1: kd> !irp 0xFFFFFA8004597930
Irp is active with 4 stacks 4 is current (= 0xfffffa8004597ad8)
 Mdl=fffffa8004593820: No System Buffer: Thread 00000000:  Irp stack trace.  
     cmd  flg cl Device   File     Completion-Context
 [N/A(0), N/A(0)]
            0  0 00000000 00000000 00000000-00000000    
			Args: 00000000 00000000 00000000 00000000
 [N/A(0), N/A(0)]
            0  0 00000000 00000000 00000000-00000000    
			Args: 00000000 00000000 00000000 00000000
 [N/A(0), N/A(0)]
            0  0 00000000 00000000 00000000-00000000    
			Args: 00000000 00000000 00000000 00000000
.>[IRP_MJ_WRITE(4), N/A(0)]
            0 e1 fffffa80046e9b90 00000000 fffff880019bbbd0-fffffa8003706170 Success Error Cancel pending
	       \Driver\partmgr	MyDiskFilter!RWPacket::IrpRequestCompletion
			Args: 00001000 00000000 bfab3000 00000000

When it is an IRP that you created, you never ever EVER return anything other than STATUS_MORE_PROCESSING_REQUIRED. There is nobody above you who knows anything about your IRP, so they can’t possibly do anything useful with it.

Oh yeah, OnComplete is for his IRP, not the IRP he is filtering. My bad.

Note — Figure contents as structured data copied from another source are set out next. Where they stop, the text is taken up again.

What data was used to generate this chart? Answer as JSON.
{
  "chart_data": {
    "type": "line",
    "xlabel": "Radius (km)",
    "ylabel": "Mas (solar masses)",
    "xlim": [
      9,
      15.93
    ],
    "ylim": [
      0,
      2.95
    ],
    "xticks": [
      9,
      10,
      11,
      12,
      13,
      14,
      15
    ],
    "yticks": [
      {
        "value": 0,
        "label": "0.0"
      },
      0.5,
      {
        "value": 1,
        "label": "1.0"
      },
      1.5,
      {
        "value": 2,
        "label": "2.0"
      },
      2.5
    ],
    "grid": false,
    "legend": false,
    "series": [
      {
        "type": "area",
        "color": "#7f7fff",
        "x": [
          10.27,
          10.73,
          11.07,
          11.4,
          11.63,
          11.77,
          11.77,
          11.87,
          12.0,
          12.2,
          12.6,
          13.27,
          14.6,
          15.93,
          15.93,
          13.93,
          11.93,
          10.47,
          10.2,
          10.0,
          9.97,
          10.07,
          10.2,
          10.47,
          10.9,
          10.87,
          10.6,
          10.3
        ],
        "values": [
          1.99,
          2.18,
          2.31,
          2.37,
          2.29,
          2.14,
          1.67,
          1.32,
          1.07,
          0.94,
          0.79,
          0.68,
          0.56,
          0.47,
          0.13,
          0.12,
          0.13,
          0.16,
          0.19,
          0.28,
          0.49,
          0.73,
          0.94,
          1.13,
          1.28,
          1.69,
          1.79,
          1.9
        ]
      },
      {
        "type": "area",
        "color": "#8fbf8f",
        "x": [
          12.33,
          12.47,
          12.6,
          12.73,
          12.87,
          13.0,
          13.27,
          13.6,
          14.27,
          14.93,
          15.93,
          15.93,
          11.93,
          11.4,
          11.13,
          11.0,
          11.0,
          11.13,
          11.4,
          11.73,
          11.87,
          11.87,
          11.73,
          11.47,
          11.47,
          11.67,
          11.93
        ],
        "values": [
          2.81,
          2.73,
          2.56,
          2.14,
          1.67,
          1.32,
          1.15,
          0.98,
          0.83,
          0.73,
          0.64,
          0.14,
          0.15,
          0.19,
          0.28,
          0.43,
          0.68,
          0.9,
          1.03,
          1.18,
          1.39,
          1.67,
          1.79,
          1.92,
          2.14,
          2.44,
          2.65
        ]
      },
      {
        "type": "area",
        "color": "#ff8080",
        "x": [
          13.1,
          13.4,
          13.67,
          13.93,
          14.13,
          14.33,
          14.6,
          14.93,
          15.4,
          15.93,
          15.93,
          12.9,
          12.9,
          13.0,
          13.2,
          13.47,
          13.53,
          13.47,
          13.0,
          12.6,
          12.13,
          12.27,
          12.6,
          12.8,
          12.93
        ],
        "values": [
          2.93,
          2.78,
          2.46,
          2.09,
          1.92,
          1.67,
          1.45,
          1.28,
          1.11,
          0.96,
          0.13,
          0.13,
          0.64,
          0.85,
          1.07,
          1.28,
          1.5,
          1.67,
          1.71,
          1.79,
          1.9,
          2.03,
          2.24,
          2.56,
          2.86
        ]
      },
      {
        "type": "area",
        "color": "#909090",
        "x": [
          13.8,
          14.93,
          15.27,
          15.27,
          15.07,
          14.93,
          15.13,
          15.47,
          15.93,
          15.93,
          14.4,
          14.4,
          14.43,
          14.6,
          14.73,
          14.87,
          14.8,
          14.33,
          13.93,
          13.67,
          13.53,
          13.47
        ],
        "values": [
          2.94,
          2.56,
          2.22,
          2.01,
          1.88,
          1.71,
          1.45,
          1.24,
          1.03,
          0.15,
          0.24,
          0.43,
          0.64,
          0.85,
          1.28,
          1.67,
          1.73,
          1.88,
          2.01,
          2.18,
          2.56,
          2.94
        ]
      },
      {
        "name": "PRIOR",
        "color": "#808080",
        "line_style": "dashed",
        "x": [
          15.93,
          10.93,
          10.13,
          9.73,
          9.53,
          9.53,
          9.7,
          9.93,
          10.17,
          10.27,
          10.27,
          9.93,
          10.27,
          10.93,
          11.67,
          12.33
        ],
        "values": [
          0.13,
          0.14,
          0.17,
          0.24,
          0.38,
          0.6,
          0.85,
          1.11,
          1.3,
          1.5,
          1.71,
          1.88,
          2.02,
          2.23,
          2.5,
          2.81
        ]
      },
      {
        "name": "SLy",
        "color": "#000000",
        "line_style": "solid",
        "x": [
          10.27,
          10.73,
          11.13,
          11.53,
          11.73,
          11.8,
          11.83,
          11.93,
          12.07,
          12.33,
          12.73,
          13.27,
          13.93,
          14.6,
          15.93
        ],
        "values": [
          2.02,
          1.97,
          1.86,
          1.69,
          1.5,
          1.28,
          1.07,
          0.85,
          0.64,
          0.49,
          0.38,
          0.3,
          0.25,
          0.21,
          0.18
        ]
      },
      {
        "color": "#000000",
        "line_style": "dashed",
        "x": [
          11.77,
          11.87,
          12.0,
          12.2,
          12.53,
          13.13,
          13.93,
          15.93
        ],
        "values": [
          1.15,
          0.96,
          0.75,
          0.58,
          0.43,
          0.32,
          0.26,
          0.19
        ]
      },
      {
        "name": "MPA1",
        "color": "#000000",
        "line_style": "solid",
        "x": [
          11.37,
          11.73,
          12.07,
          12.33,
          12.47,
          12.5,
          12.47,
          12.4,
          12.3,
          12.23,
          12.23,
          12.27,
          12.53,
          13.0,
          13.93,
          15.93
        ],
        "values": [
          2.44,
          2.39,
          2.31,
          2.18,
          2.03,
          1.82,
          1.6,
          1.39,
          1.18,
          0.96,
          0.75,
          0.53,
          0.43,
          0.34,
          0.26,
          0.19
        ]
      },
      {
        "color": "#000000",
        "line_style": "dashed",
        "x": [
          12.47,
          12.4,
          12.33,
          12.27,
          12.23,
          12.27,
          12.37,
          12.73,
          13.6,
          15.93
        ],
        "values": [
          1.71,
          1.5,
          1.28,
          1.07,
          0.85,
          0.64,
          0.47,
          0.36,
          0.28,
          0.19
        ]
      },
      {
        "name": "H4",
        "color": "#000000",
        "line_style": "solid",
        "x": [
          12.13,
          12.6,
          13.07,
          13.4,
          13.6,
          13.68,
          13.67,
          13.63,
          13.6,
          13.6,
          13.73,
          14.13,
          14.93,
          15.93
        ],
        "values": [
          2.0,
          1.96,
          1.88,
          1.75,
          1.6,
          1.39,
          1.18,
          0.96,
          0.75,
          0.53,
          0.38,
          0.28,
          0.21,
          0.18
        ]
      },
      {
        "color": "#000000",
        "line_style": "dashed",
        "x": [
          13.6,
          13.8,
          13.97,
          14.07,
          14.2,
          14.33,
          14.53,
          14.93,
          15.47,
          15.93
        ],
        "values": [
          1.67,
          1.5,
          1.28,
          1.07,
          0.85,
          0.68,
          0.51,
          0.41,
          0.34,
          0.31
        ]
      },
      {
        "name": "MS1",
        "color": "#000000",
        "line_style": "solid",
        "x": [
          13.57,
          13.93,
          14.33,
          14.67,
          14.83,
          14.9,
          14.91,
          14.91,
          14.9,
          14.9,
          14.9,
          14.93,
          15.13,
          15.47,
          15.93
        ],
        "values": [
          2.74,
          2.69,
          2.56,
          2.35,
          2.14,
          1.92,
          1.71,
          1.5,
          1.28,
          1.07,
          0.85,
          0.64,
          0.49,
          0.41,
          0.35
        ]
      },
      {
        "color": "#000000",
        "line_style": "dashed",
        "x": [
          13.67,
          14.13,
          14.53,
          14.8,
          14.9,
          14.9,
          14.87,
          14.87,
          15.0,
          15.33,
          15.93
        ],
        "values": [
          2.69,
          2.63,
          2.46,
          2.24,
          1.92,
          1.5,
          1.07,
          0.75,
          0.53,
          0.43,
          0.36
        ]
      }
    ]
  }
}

Here is how I have changed an r/w IPR MDL in the past:

PIO_STACK_LOCATION c_stack = IoGetCurrentIrpStackLocation(Irp);
ULONG length = c_stack->Parameters.Write.Length;
// Save original MDL. We will pass it on to the completion handler.
PMDL w_mdl = Irp->MdlAddress;
PVOID ptr = ExAllocatePool(NonPagedPool, length < PAGE_SIZE ? PAGE_SIZE :
length);
PMDL r_mdl = IoAllocateMdl(ptr, length, FALSE, FALSE, NULL);
MmBuildMdlForNonPagedPool(r_mdl);
Irp->MdlAddress = r_mdl;

And to free the MDL, use this sequence:

IoFreeMdl(r_mdl);
ExFreePool(ptr);

I’m not sure I’d map the MDLs to the same address range either. Maybe do a
copy since you are just testing.

I tried using IoAllocateMdl with original buffer and also with new allocated buffer. In both cases it hangs just like before. The traces show lot of READ IRPs that are completed and two WRITE IRPs that are not completed.

Did you do this to the MDL for the newly allocated NPP?:

MmBuildMdlForNonPagedPool(r_mdl);

Yes. Otherwise it crashes with BAD_POOL_HEADER.